O movimento ocorre em um momento de forte pressão sobre as comercializadoras, provocado por mudanças na metodologia de formação do Preço de Liquidação das Diferenças (PLD). A empresa argumenta que a aplicação de parâmetros mais conservadores nos modelos computacionais gerou uma elevação abrupta nos custos, comprometendo a liquidez e a estabilidade da cadeia de suprimento.

O impacto do CVaR e a volatilidade sistêmica

No centro da argumentação técnica da comercializadora está o ajuste no parâmetro CVaR (Conditional Value at Risk) dentro do modelo matemático de precificação. A aplicação mais sensível deste componente passou a atribuir um peso desproporcional a cenários hidrológicos pessimistas, resultando em preços no mercado de curto prazo significativamente superiores aos projetados pela curva de mercado.

Essa nova dinâmica não apenas elevou o patamar médio do PLD, mas também exacerbou a dispersão horária dos preços, dificultando a gestão de portfólio dos agentes. A Electra descreveu a gravidade da situação e os fatores técnicos que motivaram a busca por amparo judicial: “Esse cenário decorre principalmente de alterações relevantes na metodologia de formação do PLD, com a aplicação mais sensível do parâmetro CVaR no modelo matemático de precificação. Tal ajuste atribuiu maior peso a cenários hidrológicos e operativos mais conservadores, resultando em uma elevação significativa e abrupta dos preços no mercado de curto prazo, maior dispersão horária dos preços, além de uma volatilidade atípica em comparação com os padrões históricos.”

Liquidez e tratativas bilaterais

A consequência imediata desse descasamento entre os preços projetados e os realizados foi uma drástica retração na liquidez do mercado bilateral. Com o desequilíbrio sistêmico, a comercializadora vinha tentando solucionar os impasses de forma administrativa, mas a magnitude do cenário exigiu a formalização de um prazo de proteção para que as conversas avancem sem o risco de execuções imediatas.

A medida cautelar solicitada possui caráter temporário, com vigência de 60 dias, funcionando como uma suspensão para viabilizar acordos sustentáveis. A companhia pontuou a necessidade de um ambiente institucional protegido para o sucesso das negociações: “A medida cautelar solicitada pela comercializadora deve ser compreendida nesse contexto. Trata-se de um instrumento jurídico de caráter temporário, com vigência de 60 dias, para viabilizar um ambiente institucional seguro para a continuidade dessas negociações reconhecendo a natureza excepcional e estrutural deste momento.”

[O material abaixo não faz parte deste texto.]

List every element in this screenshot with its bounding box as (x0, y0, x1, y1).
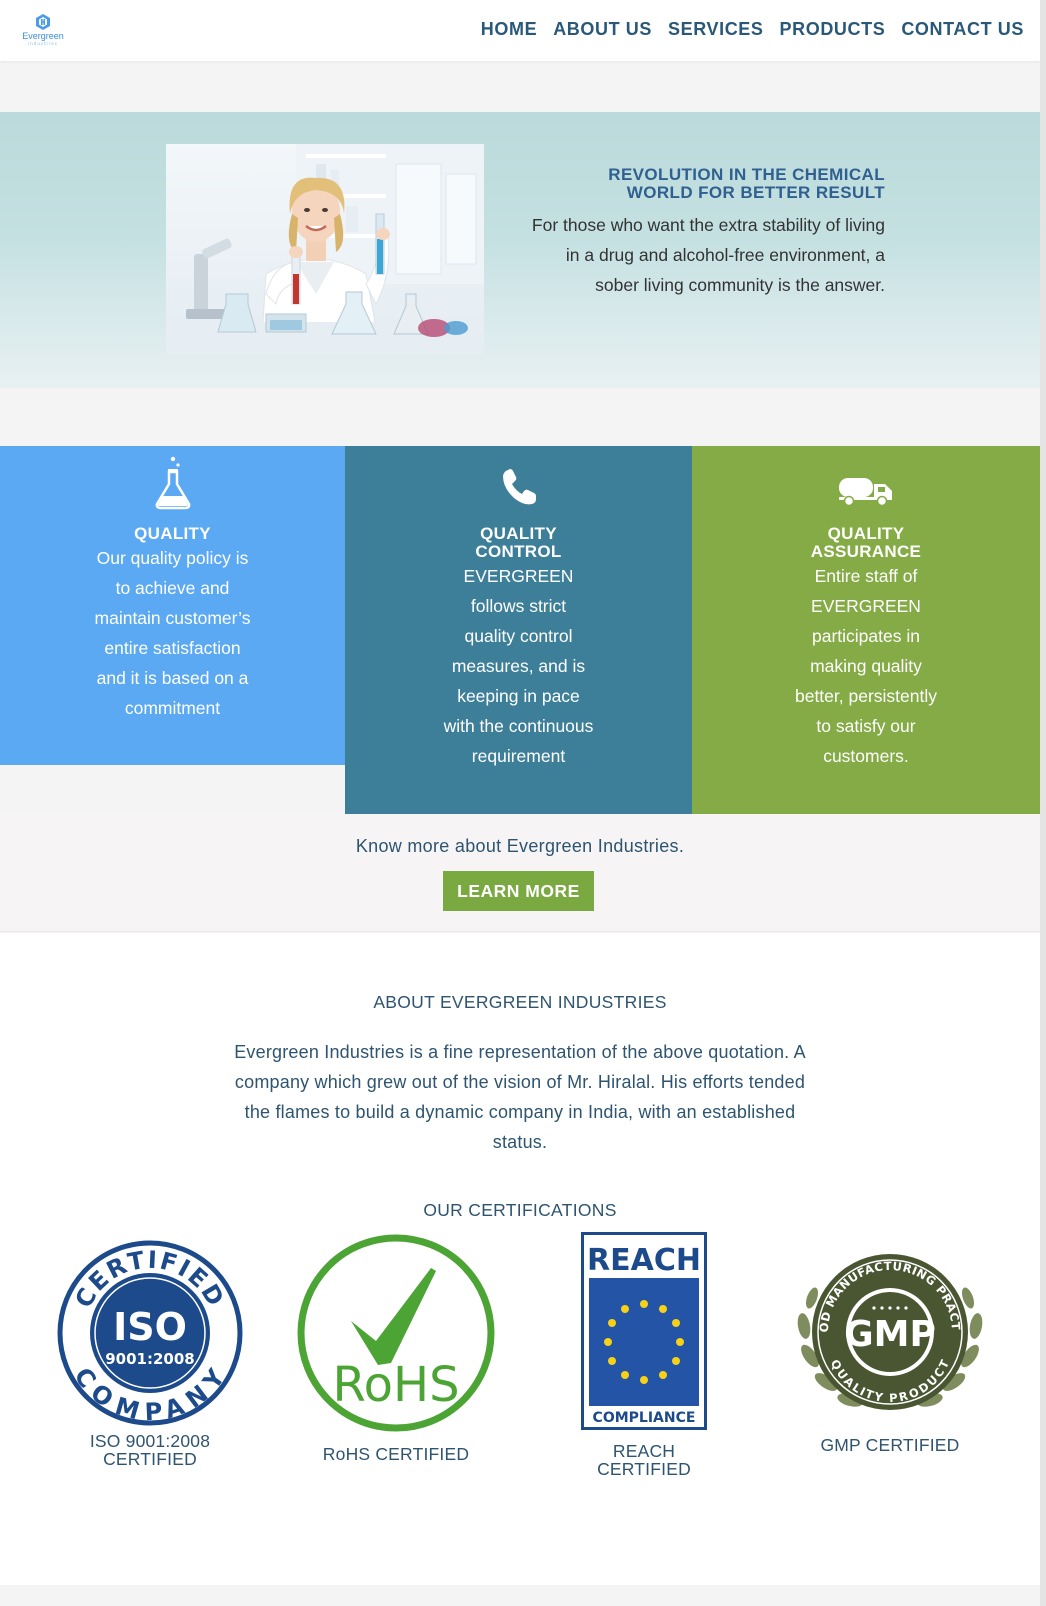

Desafios para o Mercado Livre

O pleito da Electra reforça o debate sobre a maturidade do mercado livre de energia frente a mudanças regulatórias e climáticas. A busca por soluções equilibradas passa, necessariamente, pelo reconhecimento de que as regras de formação de preço impactam diretamente a solvência dos contratos de longo prazo.

Em nota oficial, a companhia destacou a postura que pretende adotar durante o período de vigência da cautelar: “A Electra reforça seu compromisso com a transparência, a responsabilidade regulatória e a busca por soluções equilibradas junto a todos os agentes envolvidos, entendendo que a superação deste cenário demanda diálogo técnico, maturidade institucional e cooperação entre as partes.”

O desfecho deste caso será acompanhado de perto pela Câmara de Comercialização de Energia Elétrica (CCEE) e pela ANEEL, uma vez que pode abrir precedentes para outros agentes que se sentem prejudicados pela atual volatilidade do PLD horário e pelas métricas de aversão ao risco aplicadas pelo Operador Nacional do Sistema (ONS).